A few weeks ago it was teeming with sunspots, as you would expect since we are supposed to be in the middle of solar maximum -- the time in the sun’s 11-year cycle when it is the most active.
But now, there is hardly a sunspot in sight. If you look closely at the image above, taken on July 18 by NASA’s Solar Dynamics Observatory, you will see a tiny smidge of brown just right of center where a small sunspot appears to be developing. But just one day before, there truly was nothing. It was a totally spotless day.
So what’s going on here? Is the “All Quiet Event” as solar physicist Tony Phillips dubbed it, a big deal or not?
“It is weird, but it’s not super weird,” said Phillips, who writes about solar activity on his website SpaceWeather.com. “To have a spotless day during solar maximum is odd, but then again, this solar maximum we are in has been very wimpy.”
Phillips notes this is the weakest solar maximum to have been observed in the space age, and it is shaking out to be the weakest one in the past 100 years, so the spotless day was not so out of left field.

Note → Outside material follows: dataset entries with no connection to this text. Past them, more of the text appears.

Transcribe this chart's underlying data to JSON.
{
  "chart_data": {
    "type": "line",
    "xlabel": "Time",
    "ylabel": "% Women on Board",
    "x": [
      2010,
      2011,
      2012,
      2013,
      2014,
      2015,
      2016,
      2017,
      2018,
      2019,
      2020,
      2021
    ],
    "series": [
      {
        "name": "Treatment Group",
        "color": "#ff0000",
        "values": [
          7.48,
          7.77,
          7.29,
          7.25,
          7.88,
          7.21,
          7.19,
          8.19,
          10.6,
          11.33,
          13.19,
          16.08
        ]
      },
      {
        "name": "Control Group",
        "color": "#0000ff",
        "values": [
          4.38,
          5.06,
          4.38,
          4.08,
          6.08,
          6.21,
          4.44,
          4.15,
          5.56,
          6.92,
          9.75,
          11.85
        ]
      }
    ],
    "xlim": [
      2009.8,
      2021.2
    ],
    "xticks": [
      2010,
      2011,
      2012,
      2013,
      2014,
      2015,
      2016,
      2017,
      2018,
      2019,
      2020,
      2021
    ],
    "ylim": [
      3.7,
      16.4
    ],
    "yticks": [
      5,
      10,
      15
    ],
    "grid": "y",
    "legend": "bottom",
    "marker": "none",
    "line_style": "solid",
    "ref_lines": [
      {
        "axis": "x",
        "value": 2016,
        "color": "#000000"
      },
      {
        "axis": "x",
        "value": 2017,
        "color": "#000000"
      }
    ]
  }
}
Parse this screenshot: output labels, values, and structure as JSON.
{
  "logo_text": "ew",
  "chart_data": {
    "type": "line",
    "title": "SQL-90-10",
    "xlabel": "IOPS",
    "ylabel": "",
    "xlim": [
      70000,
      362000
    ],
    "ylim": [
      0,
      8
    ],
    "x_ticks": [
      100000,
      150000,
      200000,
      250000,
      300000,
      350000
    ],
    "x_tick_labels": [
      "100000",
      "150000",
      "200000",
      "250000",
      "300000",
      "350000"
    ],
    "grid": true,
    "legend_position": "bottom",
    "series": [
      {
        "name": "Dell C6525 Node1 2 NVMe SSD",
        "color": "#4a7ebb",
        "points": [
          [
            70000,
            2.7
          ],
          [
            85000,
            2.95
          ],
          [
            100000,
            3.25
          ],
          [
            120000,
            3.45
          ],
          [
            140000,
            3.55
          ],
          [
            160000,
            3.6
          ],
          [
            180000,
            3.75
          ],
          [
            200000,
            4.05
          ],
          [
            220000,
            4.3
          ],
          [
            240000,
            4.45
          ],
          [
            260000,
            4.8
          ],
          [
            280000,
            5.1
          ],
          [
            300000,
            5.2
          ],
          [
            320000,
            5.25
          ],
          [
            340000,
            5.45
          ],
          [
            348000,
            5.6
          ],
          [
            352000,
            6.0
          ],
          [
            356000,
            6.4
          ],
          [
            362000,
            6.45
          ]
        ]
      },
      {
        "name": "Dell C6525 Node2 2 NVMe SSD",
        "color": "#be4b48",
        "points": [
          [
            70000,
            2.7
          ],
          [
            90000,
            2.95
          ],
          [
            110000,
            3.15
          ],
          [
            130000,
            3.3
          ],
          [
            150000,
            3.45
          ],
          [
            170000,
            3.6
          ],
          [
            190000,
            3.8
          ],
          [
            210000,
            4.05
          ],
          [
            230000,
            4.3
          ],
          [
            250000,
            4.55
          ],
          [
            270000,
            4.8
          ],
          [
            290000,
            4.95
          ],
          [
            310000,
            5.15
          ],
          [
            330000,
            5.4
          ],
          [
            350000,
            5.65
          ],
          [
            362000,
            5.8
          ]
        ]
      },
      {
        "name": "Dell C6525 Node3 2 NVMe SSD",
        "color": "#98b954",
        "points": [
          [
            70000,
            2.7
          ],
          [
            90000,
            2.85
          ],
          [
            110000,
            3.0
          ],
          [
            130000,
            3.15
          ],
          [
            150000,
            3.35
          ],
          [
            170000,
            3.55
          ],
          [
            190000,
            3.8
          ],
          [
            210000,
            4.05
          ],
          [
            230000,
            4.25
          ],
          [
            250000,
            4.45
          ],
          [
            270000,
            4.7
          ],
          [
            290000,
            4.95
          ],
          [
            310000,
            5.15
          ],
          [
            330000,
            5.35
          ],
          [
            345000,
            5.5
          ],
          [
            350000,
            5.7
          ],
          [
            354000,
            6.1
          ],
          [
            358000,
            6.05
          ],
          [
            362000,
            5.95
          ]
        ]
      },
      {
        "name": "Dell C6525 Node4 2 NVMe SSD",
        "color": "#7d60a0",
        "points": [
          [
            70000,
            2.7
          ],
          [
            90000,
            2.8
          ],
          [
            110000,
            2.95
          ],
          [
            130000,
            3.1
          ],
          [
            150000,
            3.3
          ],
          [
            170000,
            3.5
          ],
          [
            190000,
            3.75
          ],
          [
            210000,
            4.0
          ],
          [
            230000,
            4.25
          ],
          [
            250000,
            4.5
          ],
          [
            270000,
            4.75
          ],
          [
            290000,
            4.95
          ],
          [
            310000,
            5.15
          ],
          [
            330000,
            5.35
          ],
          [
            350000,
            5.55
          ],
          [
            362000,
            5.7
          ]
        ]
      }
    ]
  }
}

“It all underlines that solar physicists really don’t know what the heck is happening on the sun,” Phillips said. “We just don’t know how to predict the sun, that is the take away message of this event.”
Sunspots are interesting to solar observers because they are the region of the sun where solar activity such as solar flares (giant flashes of light) and coronal mass ejections (when material from the sun goes shooting off into space) originate.
They are caused by highly concentrated magnetic fields that are slightly cooler than the surrounding surface of the sun, which is why they appear dark to us. Those intense magnetic fields can get twisted up and tangled, which causes a lot of energy to build up. Solar flares and coronal mass ejections occur when that energy is released in a very explosive way.
Alex Young, a heliophysicist at Goddard Space Flight Center, said it is hard to say what is and isn’t unusual when it comes to the sun.
“We’ve only been observing the sun in lots of detail in the last 50 years,” he said. “That’s not that long considering it’s been around for 4.5 billion years.”
And it’s not like astronomers have never seen the sun this quiet before. Three years ago, on Aug. 14, 2011, it was completely free of sunspots. And, as Phillips points out, that year turned out to have relatively high solar activity overall with several X-class flares. So in that case, the spotless sun was just a “temporary intermission,” as he writes on his website.
Whether this quiet period will be similarly short-lived or if it will last longer remains to be seen.
“You just can’t predict the sun,” Phillips said.